ASX: Aussie Banking Royal Commission
If you’re trading on the ASX (Australian Stock Exchange) here’s a few key things to know about the Banking Royal Commission report and what this means for your stock portfolio.
Last year there was a public inquiry into the misconduct in the financial-sector – I’d like to say we’re surprised? So, if you’re holding any stocks in banks, financial planning or mortgage broking companies, here’s what you need to know:
The Aussie government released their report and 76 recommendations came from the inquiry on how to end greed and malpractice.
Citi analysts said the list of recommendations were the “best possible set of recommendations given the circumstances that the sector could have reasonably expected”
Moody’s ratings agency that rates the credit risk of companies (so their ability to repay their debts) said it was “unlikely to alter the favourable structure of the banking industry” meaning banks are still a safe investment.
Bank shares surged by an average of 5%, This was the biggest daily rise in 10 years, and more specifically since March 2009, for the Australian financials index.
The list of recommendations included that financial planners will now have to disclose the commissions they receive for selling wealth management products, so you can better assess if your financial planner is putting your financial goals ahead of their own.
Shares of financial planning companies, AMP Ltd and rival IOOF Ltd rose approximately 10% and 8% respectively.
The list of recommendations states that banks should stop paying mortgage brokers trailing commissions – these are part of the fee’s banks pay to mortgage brokers so that you, the client, doesn’t have to pay your mortgage broker to find you a bank loan.
The inquiry found trail commissions incentivise mis-selling, despite all banks offering much the same trail commissions.
Shares of Mortgage Choice Ltd plunged 25.2% and so did Australian Finance Group Ltd by 29.1%.
These shares plunged as investors lost confidence in the future profitability of these mortgage broking firms.
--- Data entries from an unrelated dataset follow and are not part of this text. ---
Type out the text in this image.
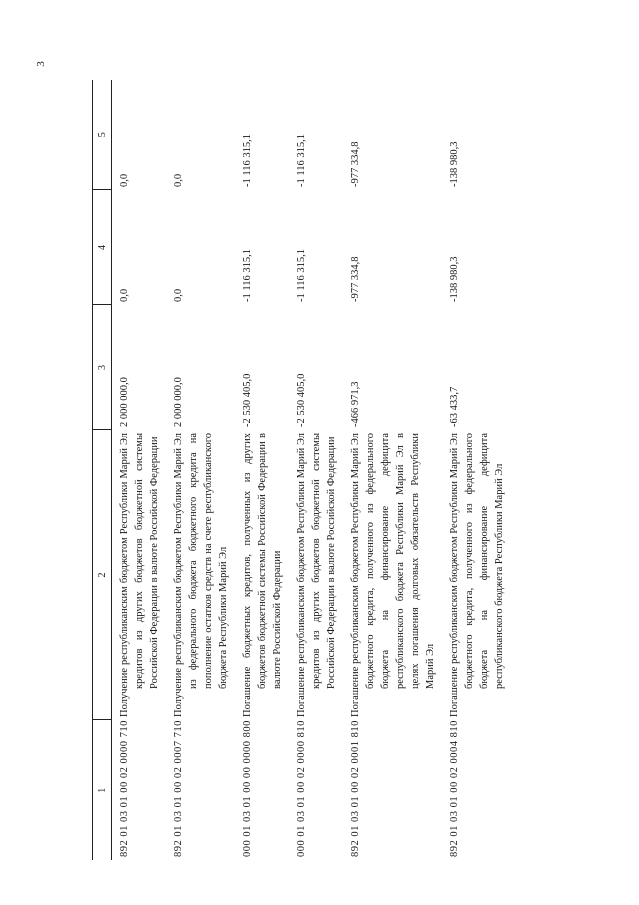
3
1	2	3	4	5
892 01 03 01 00 02 0000 710	Получение республиканским бюджетом Республики Марий Эл кредитов из других бюджетов бюджетной системы Российской Федерации в валюте Российской Федерации	2 000 000,0	0,0	0,0
892 01 03 01 00 02 0007 710	Получение республиканским бюджетом Республики Марий Эл из федерального бюджета бюджетного кредита на пополнение остатков средств на счете республиканского бюджета Республики Марий Эл	2 000 000,0	0,0	0,0
000 01 03 01 00 00 0000 800	Погашение бюджетных кредитов, полученных из других бюджетов бюджетной системы Российской Федерации в валюте Российской Федерации	-2 530 405,0	-1 116 315,1	-1 116 315,1
000 01 03 01 00 02 0000 810	Погашение республиканским бюджетом Республики Марий Эл кредитов из других бюджетов бюджетной системы Российской Федерации в валюте Российской Федерации	-2 530 405,0	-1 116 315,1	-1 116 315,1
892 01 03 01 00 02 0001 810	Погашение республиканским бюджетом Республики Марий Эл бюджетного кредита, полученного из федерального бюджета на финансирование дефицита республиканского бюджета Республики Марий Эл в целях погашения долговых обязательств Республики Марий Эл	-466 971,3	-977 334,8	-977 334,8
892 01 03 01 00 02 0004 810	Погашение республиканским бюджетом Республики Марий Эл бюджетного кредита, полученного из федерального бюджета на финансирование дефицита республиканского бюджета Республики Марий Эл	-63 433,7	-138 980,3	-138 980,3
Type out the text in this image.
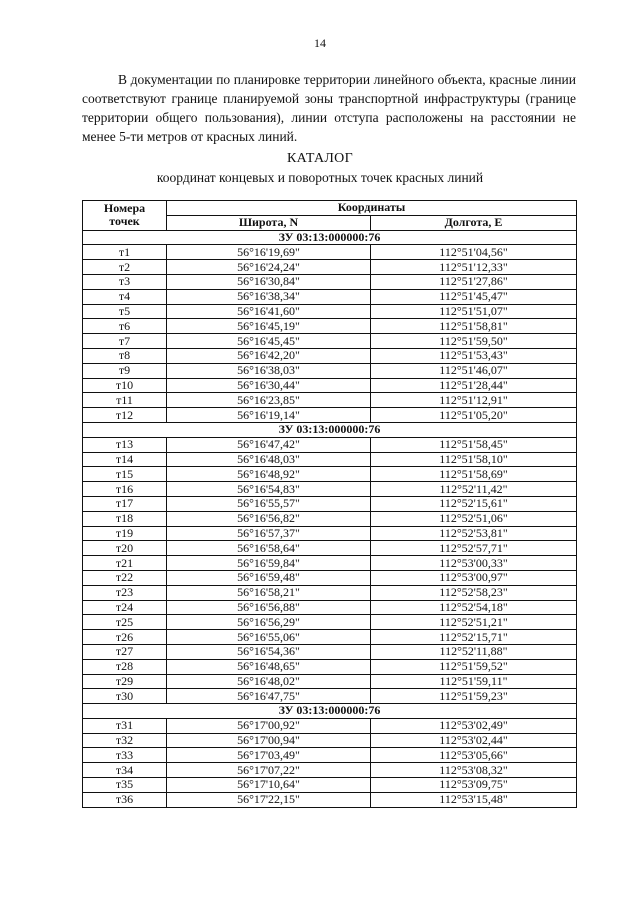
14

В документации по планировке территории линейного объекта, красные линии соответствуют границе планируемой зоны транспортной инфраструктуры (границе территории общего пользования), линии отступа расположены на расстоянии не менее 5-ти метров от красных линий.

КАТАЛОГ
координат концевых и поворотных точек красных линий
Номера
точек	Координаты	
	Широта, N	Долгота, E
ЗУ 03:13:000000:76		
т1	56°16'19,69"	112°51'04,56"
т2	56°16'24,24"	112°51'12,33"
т3	56°16'30,84"	112°51'27,86"
т4	56°16'38,34"	112°51'45,47"
т5	56°16'41,60"	112°51'51,07"
т6	56°16'45,19"	112°51'58,81"
т7	56°16'45,45"	112°51'59,50"
т8	56°16'42,20"	112°51'53,43"
т9	56°16'38,03"	112°51'46,07"
т10	56°16'30,44"	112°51'28,44"
т11	56°16'23,85"	112°51'12,91"
т12	56°16'19,14"	112°51'05,20"
ЗУ 03:13:000000:76		
т13	56°16'47,42"	112°51'58,45"
т14	56°16'48,03"	112°51'58,10"
т15	56°16'48,92"	112°51'58,69"
т16	56°16'54,83"	112°52'11,42"
т17	56°16'55,57"	112°52'15,61"
т18	56°16'56,82"	112°52'51,06"
т19	56°16'57,37"	112°52'53,81"
т20	56°16'58,64"	112°52'57,71"
т21	56°16'59,84"	112°53'00,33"
т22	56°16'59,48"	112°53'00,97"
т23	56°16'58,21"	112°52'58,23"
т24	56°16'56,88"	112°52'54,18"
т25	56°16'56,29"	112°52'51,21"
т26	56°16'55,06"	112°52'15,71"
т27	56°16'54,36"	112°52'11,88"
т28	56°16'48,65"	112°51'59,52"
т29	56°16'48,02"	112°51'59,11"
т30	56°16'47,75"	112°51'59,23"
ЗУ 03:13:000000:76		
т31	56°17'00,92"	112°53'02,49"
т32	56°17'00,94"	112°53'02,44"
т33	56°17'03,49"	112°53'05,66"
т34	56°17'07,22"	112°53'08,32"
т35	56°17'10,64"	112°53'09,75"
т36	56°17'22,15"	112°53'15,48"
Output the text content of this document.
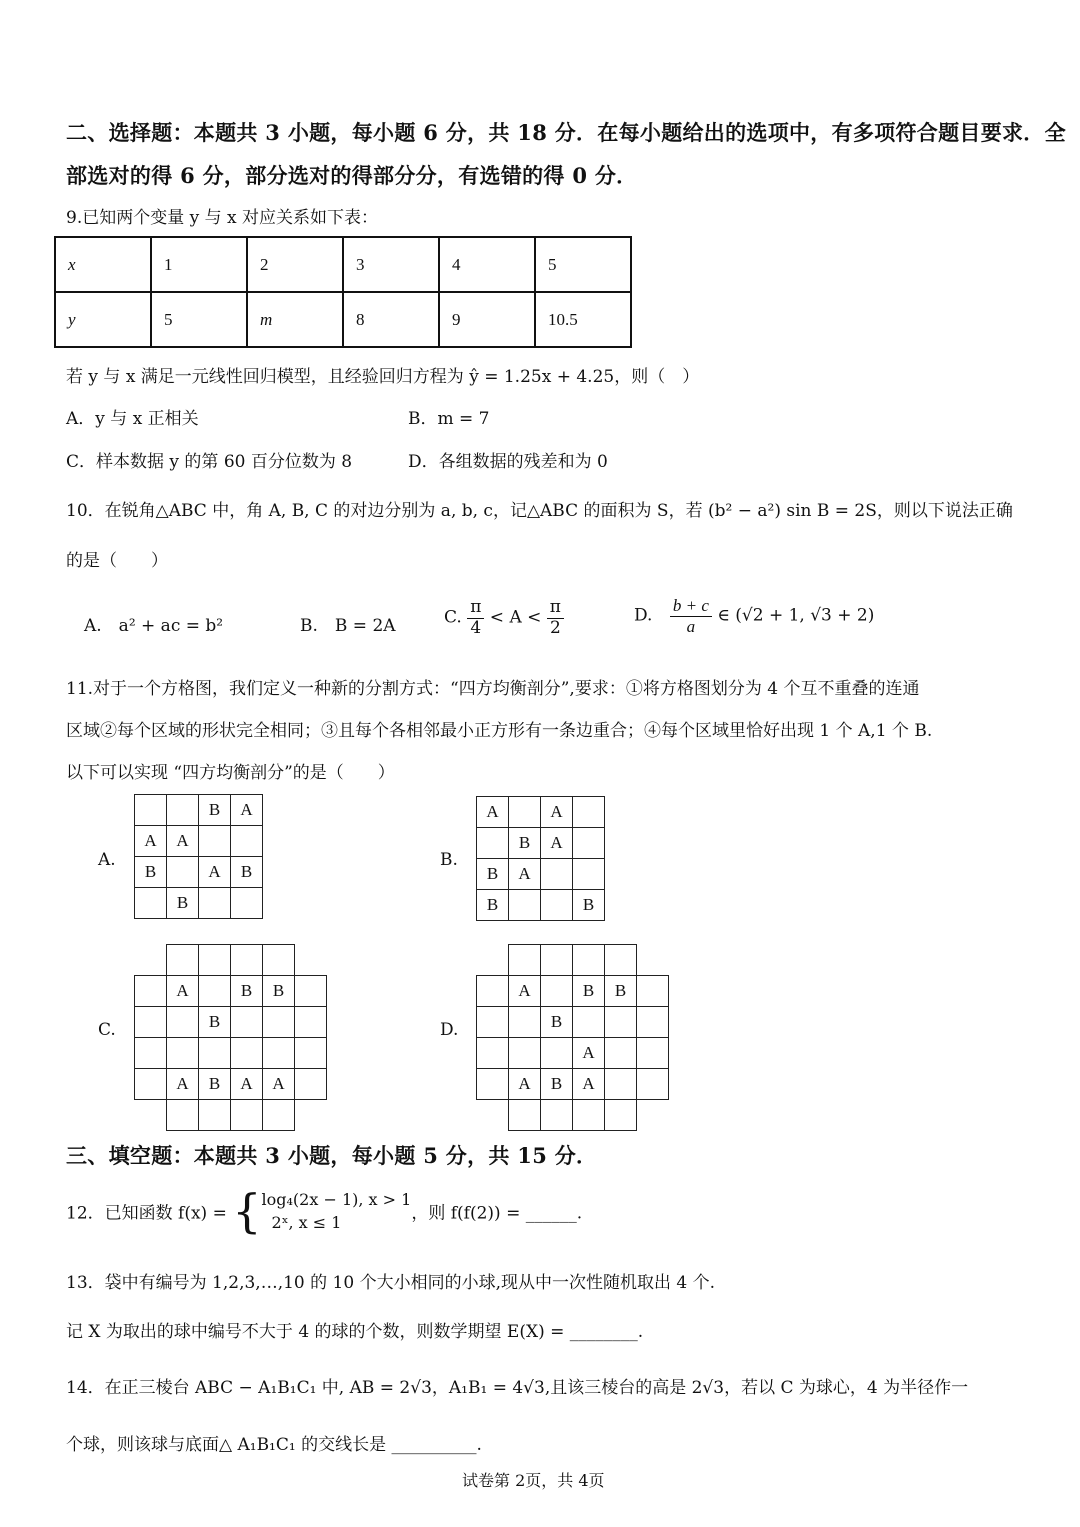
二、选择题：本题共 3 小题，每小题 6 分，共 18 分．在每小题给出的选项中，有多项符合题目要求．全
部选对的得 6 分，部分选对的得部分分，有选错的得 0 分．
9.已知两个变量 y 与 x 对应关系如下表：
x	1	2	3	4	5
y	5	m	8	9	10.5
若 y 与 x 满足一元线性回归模型，且经验回归方程为 ŷ = 1.25x + 4.25，则（　）
A．y 与 x 正相关	B．m = 7
C．样本数据 y 的第 60 百分位数为 8	D．各组数据的残差和为 0
10．在锐角△ABC 中，角 A, B, C 的对边分别为 a, b, c，记△ABC 的面积为 S，若 (b² − a²) sin B = 2S，则以下说法正确
的是（　　）
A.　a² + ac = b²	B.　B = 2A	C. $\frac{\pi}{4} < A < \frac{\pi}{2}$	D. $\frac{b + c}{a}$ ∈ (√2 + 1, √3 + 2)
11.对于一个方格图，我们定义一种新的分割方式：“四方均衡剖分”,要求：①将方格图划分为 4 个互不重叠的连通
区域②每个区域的形状完全相同；③且每个各相邻最小正方形有一条边重合；④每个区域里恰好出现 1 个 A,1 个 B.
以下可以实现 “四方均衡剖分”的是（　　）
A.
		B	A
A	A		
B		A	B
	B		
B.
A		A	
	B	A	
B	A		
B			B
C.

	A		B	B	
		B			

	A	B	A	A	

D.

	A		B	B	
		B			
			A		
	A	B	A		

三、填空题：本题共 3 小题，每小题 5 分，共 15 分．
12．已知函数 f(x) = { log₄(2x − 1), x > 1
2ˣ, x ≤ 1	，则 f(f(2)) = ______.
13．袋中有编号为 1,2,3,…,10 的 10 个大小相同的小球,现从中一次性随机取出 4 个.
记 X 为取出的球中编号不大于 4 的球的个数，则数学期望 E(X) = ________.
14．在正三棱台 ABC − A₁B₁C₁ 中, AB = 2√3，A₁B₁ = 4√3,且该三棱台的高是 2√3，若以 C 为球心，4 为半径作一
个球，则该球与底面△ A₁B₁C₁ 的交线长是 __________.
试卷第 2页，共 4页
If mortgage brokers have to adopt a fee for service, meaning their customers pay them, this could mean that more customers will go directly to their local bank where it currently doesn’t cost them an upfront fee to apply for a bank loan.
This also means transparency may decrease and banking monopoly could see a rise in interest rates – although this is not to the benefit of consumers, it could see a rise in profits for investors that own shares in the banks.
The recommendations are largely a step in the right direction towards more transparency for consumers and the surge in bank stocks shows that investors believe that consumers trust banks more than they distrust them.
One thing’s for sure, the future = transparency.
Please know, the value of investments can go up as well as down and you may receive back less than your original investment, meaning, when investing your capital is at risk.